Here are a few items to consider as you ponder a change in your housing or an investment in real estate. The market continuously changes and is in flux. The houses and prices from last month, perhaps last week may be meaningless this week.
Interest Rates Have Jumped Higher
This recent increase in 30 year fixed rate mortgages has had two separate effects. First, when rates started to rise it created a stampede of buyer and refinancing activity. Those who had been waiting for possible lower rates finally decided to throw their hat in the ring.
Secondly, the bounce off the historically low rates has also eliminated some potential buyers and refinancing candidates from moving forward. Someone who was planning to stay in their home for 10 years or so could have benefited handsomely from refinancing to 3.5% from 4.0% especially if they had a mortgage near the conforming limit of $417,000 or more – an agency jumbo. A true jumbo is a mortgage greater than $625,500.
Interest rates began to moderate this week and there were buyers of the Mortgage Backed Securities (MBS) returning to the oversold bonds. This may continue or it may not.
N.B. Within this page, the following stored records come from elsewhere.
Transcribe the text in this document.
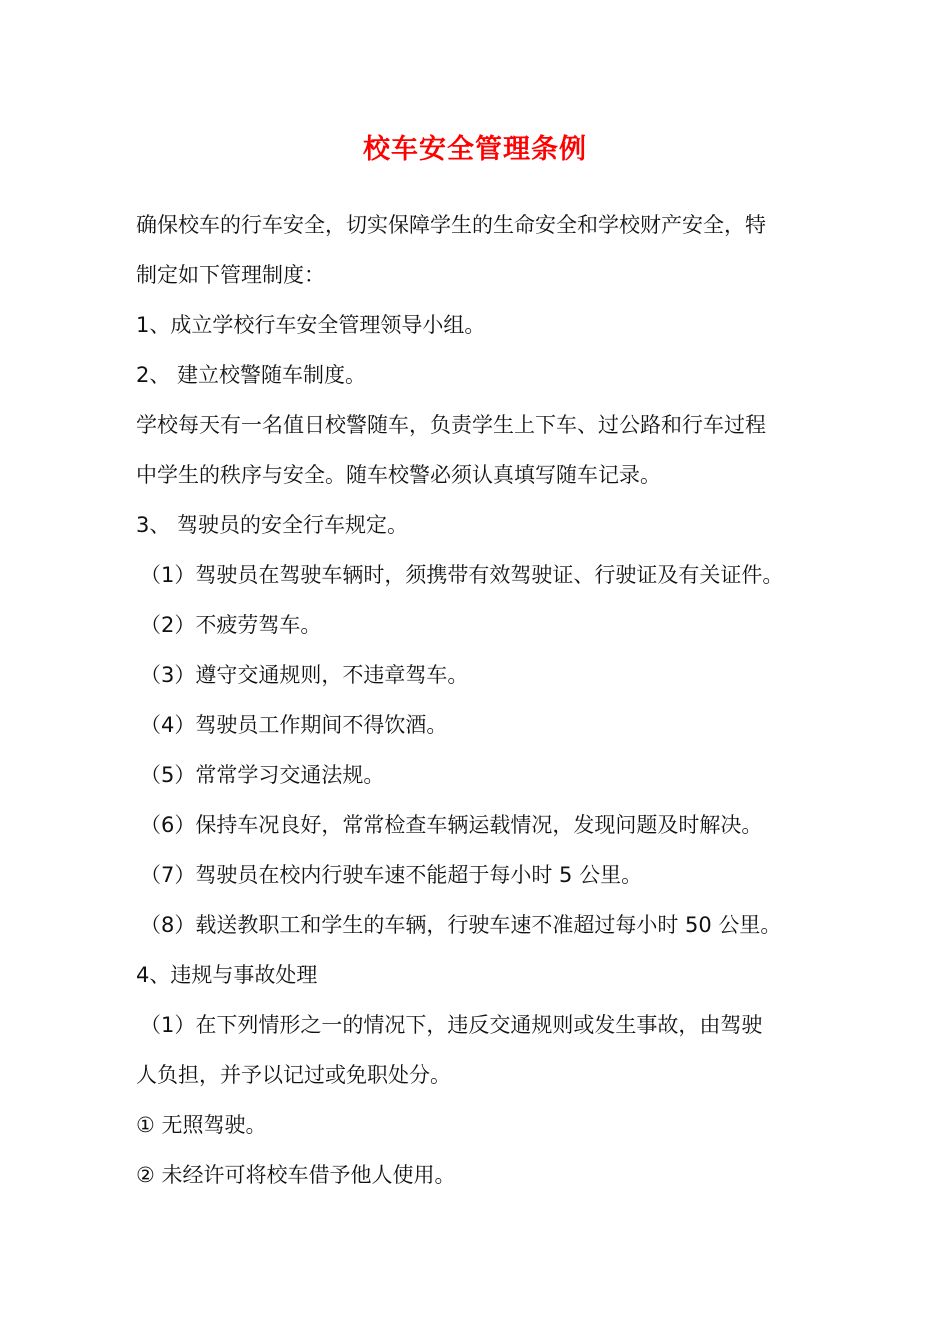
校车安全管理条例
确保校车的行车安全，切实保障学生的生命安全和学校财产安全，特
制定如下管理制度：
1、成立学校行车安全管理领导小组。
2、 建立校警随车制度。
学校每天有一名值日校警随车，负责学生上下车、过公路和行车过程
中学生的秩序与安全。随车校警必须认真填写随车记录。
3、 驾驶员的安全行车规定。
（1）驾驶员在驾驶车辆时，须携带有效驾驶证、行驶证及有关证件。
（2）不疲劳驾车。
（3）遵守交通规则，不违章驾车。
（4）驾驶员工作期间不得饮酒。
（5）常常学习交通法规。
（6）保持车况良好，常常检查车辆运载情况，发现问题及时解决。
（7）驾驶员在校内行驶车速不能超于每小时 5 公里。
（8）载送教职工和学生的车辆，行驶车速不准超过每小时 50 公里。
4、违规与事故处理
（1）在下列情形之一的情况下，违反交通规则或发生事故，由驾驶
人负担，并予以记过或免职处分。
① 无照驾驶。
② 未经许可将校车借予他人使用。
Housing Prices Have Climbed Quickly
I have heard some potential buyers express dismay in the rapid rise in home prices over the past 6 months. They are wondering if there is a “bubble” once again. Although prices did rise there is reason to believe that value still remains and that there will be a continued demand for well priced, well maintained properties. Even though mortgage rates have bounced, they are still relatively low. When one compares a mortgage payment to a rent payment for the same property the value inherent in purchasing becomes very evident – before tax considerations and the effect of wealth growth from principal pay down.
Anecdotal Stories from the Trenches
A Realtor who is one of the top producers in the Vienna, Oakton and McLean markets has privately said to me that they have recently seen a drop off in buyer interest. Their systems which produced a constant flow of prospects during the late winter and spring months suddenly stopped. There is a seasonality factor going on here but we both believe that interest rates played a factor even though they are still relatively low.
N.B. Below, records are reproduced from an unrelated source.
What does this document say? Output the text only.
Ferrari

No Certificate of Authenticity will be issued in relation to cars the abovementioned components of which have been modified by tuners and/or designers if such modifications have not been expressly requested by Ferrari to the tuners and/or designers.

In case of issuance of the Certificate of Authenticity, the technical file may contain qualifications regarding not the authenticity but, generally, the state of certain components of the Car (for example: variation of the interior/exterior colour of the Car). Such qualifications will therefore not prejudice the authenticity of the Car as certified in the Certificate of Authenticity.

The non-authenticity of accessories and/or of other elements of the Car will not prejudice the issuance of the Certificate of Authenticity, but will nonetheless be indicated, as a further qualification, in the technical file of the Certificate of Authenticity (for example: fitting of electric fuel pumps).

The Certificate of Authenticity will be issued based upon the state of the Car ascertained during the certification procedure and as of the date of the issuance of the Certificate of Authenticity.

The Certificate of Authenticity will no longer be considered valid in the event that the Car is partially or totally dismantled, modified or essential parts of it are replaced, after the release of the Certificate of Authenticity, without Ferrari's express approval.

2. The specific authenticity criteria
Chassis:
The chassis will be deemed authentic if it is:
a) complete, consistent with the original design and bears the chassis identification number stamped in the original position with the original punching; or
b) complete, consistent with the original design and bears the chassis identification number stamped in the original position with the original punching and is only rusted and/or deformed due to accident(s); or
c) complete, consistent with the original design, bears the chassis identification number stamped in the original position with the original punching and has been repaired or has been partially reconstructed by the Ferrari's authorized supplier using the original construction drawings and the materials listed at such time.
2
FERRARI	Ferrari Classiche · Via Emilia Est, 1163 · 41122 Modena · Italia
On the other hand, one of our home builder clients is swamped. This is for the market in and around Vienna, Virginia. This home builder is finding it difficult to satisfy the demand that new home buyers are exhibiting at the moment. This is a combination of the desire to be in the Town of Vienna and the supply of available properties on which to build a new home.
Those are two widely diverging experiences. If you are considering a purchase or refinance here in Northern Virginia or any other locale find a competent professional who you trust. Let them know you concerns and intentions. Start the process and learn as much as possible.